It’s the Harvard of mortuary colleges but now a New York City funeral service school is suing City Hall, accusing it of reneging, since last June, on a deal to send it unclaimed cadavers. Without the bodies, the American Academy McAllister Institute of Funeral Service says court papers, its national accreditation is at risk.
The city Law department had no immediate comment on the suit against municipal health officials that was filed in Manhattan civil court late last week.
McAllister officials note that things have been much more difficult since Hurricane Sandy flooded Bellevue Hospital’s basement, wiping out the work space they had near the head city coroner. “Dead bodies or cadavers are as vital to a mortuary school offering a degree as computers are to a school offering an IT degree,” school President Mary Margaret Dunn says in court documents. Dead bodies are apparently the family business.

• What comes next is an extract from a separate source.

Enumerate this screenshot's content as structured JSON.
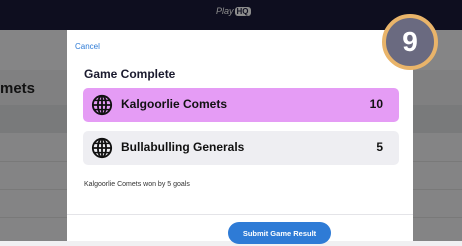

Dunn’s ex-hubby, Joseph Nicelli, a funeral parlor boss, was in a ring of so-called body snatchers caught illegally selling bone and tissue from corpses — the late Masterpiece Theater Host Alistair Cooke’s body included — that passed through area funeral homes. Now 59, he was sentenced to 24 years in 2009 after pleading guilty to enterprise corruption.
McAllister has more than 450 students, who must conduct 10 or more embalmings in order to graduate. (That’s a lot of bodies.)
The school trains many of the directors who run metro New York’s funeral homes and mortuaries.